1936 British film by Randall Faye

Born That Way is a 1936 British comedy film directed by Randall Faye and starring Elliott Mason, Kathleen Gibson and Terence De Marney. It was written by Diana Bourbon and V.C. Clinton-Baddeley, and made as a quota quickie at the Nettlefold Studios for distribution by RKO Pictures.

== Plot ==
Pamela and Richard Gearing, the children of preoccupied Egyptologist Professor Gearing, are notorious fixtures in the headlines for their reckless antics as members of Mayfair’s "bright Young Things." Reaching his breaking point, their father enlists his sister-in-law, Emily McNeil, a formidable and sharp-witted Scottish woman, to rein them in. Emily employs unconventional tactics to discipline the duo, eventually transforming them into respectable members of society.

== Cast ==
- Elliott Mason as Aunt Emily
- Kathleen Gibson as Pamela Gearing
- Terence De Marney as Richard Gearing
- Eliot Makeham as Prof. Gearing
- Ian Colin as Hugh
- Conway Palmer as Kenneth Danvers
- John Laurie as McTavish

== Reception ==
The Monthly Film Bulletin wrote: "A really funny film ... John Laurie excels and Kathleen Gibson and Terence de Marney make Pamela and Richard maddening and charming at the same time. It is directed with a real sense of humour and the speed is never allowed to slacken. The film's truthful observation of human nature, young and old, will delight the average audience."

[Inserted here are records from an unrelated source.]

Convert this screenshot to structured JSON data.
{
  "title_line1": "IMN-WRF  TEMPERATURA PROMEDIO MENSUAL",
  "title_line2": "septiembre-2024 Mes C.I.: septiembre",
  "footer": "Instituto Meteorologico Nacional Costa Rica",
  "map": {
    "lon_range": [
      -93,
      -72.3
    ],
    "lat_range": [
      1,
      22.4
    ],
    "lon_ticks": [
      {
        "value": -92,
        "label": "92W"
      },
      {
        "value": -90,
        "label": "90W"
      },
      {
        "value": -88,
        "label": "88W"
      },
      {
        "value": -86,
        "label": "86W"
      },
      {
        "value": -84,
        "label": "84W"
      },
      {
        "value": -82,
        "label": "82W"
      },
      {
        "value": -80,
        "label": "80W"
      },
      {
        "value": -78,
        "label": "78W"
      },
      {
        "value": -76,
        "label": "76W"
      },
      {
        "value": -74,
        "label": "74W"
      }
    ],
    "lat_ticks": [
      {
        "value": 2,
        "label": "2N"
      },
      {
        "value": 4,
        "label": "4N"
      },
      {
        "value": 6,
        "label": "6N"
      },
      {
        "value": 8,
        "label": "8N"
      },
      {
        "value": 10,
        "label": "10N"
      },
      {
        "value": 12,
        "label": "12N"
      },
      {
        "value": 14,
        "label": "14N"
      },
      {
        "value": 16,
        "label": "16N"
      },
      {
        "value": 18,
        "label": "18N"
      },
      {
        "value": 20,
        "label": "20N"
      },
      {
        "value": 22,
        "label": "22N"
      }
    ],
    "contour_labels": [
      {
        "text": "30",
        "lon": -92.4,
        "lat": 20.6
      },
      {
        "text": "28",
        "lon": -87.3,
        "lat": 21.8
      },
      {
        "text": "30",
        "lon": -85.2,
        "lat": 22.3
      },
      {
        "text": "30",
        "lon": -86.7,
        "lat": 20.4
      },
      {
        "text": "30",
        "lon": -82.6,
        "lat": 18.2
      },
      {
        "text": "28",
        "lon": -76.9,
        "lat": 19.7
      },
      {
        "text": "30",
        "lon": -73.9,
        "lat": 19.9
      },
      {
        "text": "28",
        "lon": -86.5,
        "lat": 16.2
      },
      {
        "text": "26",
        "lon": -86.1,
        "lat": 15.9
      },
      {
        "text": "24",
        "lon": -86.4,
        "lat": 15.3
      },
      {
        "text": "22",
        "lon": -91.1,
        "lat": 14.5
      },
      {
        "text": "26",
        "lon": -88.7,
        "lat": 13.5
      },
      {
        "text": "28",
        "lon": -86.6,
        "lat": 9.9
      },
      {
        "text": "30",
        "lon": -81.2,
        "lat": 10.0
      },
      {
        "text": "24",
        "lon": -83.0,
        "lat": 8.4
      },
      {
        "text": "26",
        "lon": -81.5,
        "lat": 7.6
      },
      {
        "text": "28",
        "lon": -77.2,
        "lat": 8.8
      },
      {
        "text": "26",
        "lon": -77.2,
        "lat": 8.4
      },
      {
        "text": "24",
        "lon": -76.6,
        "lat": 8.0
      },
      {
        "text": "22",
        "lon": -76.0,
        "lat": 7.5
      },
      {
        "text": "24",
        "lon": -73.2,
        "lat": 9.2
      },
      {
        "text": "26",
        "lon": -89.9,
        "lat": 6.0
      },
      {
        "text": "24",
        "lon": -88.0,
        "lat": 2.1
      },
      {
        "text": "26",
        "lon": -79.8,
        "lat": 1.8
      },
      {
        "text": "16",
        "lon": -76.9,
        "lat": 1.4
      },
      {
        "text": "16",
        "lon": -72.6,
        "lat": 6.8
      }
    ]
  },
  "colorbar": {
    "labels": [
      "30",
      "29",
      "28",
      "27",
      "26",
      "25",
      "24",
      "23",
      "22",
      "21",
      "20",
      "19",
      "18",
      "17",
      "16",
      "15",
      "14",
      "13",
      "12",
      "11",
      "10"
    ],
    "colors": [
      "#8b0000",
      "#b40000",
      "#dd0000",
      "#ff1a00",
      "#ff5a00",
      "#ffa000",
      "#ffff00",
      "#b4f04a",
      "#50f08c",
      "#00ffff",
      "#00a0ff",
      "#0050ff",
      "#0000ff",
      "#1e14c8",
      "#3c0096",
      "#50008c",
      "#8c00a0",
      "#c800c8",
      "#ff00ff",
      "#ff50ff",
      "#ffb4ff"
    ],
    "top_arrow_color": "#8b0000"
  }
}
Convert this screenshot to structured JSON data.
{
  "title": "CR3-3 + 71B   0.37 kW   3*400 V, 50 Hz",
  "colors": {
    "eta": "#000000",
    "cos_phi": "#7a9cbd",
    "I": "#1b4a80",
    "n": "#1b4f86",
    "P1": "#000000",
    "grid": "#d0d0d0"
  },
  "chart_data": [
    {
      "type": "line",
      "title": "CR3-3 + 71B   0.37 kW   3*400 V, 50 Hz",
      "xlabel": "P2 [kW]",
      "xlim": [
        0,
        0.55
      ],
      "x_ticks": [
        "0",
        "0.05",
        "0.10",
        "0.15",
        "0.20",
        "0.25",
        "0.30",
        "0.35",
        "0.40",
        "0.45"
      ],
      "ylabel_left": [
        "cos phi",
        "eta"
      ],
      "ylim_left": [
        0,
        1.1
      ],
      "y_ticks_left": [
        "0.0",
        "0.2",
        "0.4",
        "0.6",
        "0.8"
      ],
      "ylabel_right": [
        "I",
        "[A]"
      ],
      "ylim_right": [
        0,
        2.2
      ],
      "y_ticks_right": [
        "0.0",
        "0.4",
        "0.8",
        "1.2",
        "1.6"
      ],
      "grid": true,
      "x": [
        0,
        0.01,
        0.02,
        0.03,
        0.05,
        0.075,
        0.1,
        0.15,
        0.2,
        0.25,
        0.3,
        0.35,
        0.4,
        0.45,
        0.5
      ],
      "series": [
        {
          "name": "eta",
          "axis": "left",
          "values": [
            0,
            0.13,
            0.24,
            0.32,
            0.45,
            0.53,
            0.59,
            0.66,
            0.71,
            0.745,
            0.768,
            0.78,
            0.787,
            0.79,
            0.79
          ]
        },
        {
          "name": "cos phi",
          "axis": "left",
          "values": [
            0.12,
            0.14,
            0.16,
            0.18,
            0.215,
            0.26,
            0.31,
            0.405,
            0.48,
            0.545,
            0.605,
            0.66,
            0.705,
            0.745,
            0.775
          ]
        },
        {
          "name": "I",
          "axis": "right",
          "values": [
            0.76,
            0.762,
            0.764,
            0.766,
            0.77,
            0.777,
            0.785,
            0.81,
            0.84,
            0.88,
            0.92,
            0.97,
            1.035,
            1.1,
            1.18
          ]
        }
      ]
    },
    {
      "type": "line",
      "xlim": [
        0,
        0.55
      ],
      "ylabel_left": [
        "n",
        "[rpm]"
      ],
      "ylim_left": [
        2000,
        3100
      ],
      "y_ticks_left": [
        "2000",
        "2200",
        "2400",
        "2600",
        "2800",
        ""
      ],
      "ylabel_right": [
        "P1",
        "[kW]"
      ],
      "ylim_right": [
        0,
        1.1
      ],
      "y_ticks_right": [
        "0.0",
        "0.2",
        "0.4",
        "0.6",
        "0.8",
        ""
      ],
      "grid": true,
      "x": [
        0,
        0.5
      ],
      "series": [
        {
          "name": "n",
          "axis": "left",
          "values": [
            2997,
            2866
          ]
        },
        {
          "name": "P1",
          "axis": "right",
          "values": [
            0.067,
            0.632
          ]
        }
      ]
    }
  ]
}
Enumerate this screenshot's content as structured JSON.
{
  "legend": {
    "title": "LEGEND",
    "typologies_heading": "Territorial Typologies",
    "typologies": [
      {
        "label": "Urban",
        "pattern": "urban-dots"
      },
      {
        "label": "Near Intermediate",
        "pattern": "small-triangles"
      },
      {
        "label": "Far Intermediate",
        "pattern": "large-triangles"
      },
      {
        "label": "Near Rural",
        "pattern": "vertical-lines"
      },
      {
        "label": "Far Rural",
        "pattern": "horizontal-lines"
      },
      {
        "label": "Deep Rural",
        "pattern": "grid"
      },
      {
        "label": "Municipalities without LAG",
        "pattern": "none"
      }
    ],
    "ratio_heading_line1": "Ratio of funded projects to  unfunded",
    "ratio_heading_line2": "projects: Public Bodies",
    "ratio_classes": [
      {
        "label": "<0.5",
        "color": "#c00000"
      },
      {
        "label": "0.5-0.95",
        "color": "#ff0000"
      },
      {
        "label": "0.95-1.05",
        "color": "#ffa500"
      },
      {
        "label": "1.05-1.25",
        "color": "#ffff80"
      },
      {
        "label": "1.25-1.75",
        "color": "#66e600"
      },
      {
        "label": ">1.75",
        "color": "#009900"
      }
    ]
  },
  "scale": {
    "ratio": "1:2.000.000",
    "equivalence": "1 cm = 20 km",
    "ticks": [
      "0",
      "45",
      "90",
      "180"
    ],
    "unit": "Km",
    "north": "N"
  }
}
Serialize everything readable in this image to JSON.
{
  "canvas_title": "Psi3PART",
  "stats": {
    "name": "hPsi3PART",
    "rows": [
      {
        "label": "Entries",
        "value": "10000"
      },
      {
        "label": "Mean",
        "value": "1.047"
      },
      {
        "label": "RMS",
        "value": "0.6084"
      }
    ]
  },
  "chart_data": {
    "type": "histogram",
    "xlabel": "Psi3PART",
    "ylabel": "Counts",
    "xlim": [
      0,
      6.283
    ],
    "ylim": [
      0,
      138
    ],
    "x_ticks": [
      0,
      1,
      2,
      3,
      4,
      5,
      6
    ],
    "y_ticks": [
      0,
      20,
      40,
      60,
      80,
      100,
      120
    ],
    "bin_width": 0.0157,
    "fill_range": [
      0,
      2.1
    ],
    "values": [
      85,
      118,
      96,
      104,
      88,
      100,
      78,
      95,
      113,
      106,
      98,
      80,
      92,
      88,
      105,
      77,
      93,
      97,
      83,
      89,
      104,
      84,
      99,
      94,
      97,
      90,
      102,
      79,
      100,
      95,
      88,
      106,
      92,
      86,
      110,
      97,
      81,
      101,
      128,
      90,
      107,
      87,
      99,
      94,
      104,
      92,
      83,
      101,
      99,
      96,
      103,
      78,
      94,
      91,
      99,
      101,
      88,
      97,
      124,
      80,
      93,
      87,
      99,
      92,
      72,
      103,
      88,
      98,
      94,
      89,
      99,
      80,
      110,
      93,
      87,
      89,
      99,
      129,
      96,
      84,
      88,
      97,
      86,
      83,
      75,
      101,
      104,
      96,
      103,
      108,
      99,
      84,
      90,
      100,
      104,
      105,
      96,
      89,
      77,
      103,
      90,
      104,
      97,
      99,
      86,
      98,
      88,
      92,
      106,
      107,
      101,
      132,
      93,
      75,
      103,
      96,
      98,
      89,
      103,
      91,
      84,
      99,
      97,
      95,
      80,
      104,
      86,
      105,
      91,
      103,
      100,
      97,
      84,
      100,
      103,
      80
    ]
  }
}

The Daily Film Renter wrote: "Amusing comedy ... It is easily Elliott Mason's film, for this actress, who possesses an attractive Scottish accent, and a quietly effective manner, is in excellent form, bringing great conviction to her role. Kathleen Gibson and Terence de Marney are the recalcitrant youngsters to the life, while Eliot Makeham makes a suitably absent-minded Egyptologist."

Picture Show wrote: "Unpretentious but entertaining story of a hardheaded but warm-hearted Scottish aunt who takes over the supervision of her wayward nephew and niece from her absent-minded brother-in-law, and having accomplished her task, goes back to her own business. Elliott Mason gives a good performance as the canny, dour aunt, and the rest of the cast is competent, with Kathleen Gibson a delightfully wilful niece, Terence de Mamey her somewhat more sullenly inclined brother, and Eliot Makeham as their father. The comedy is adequately directed and set."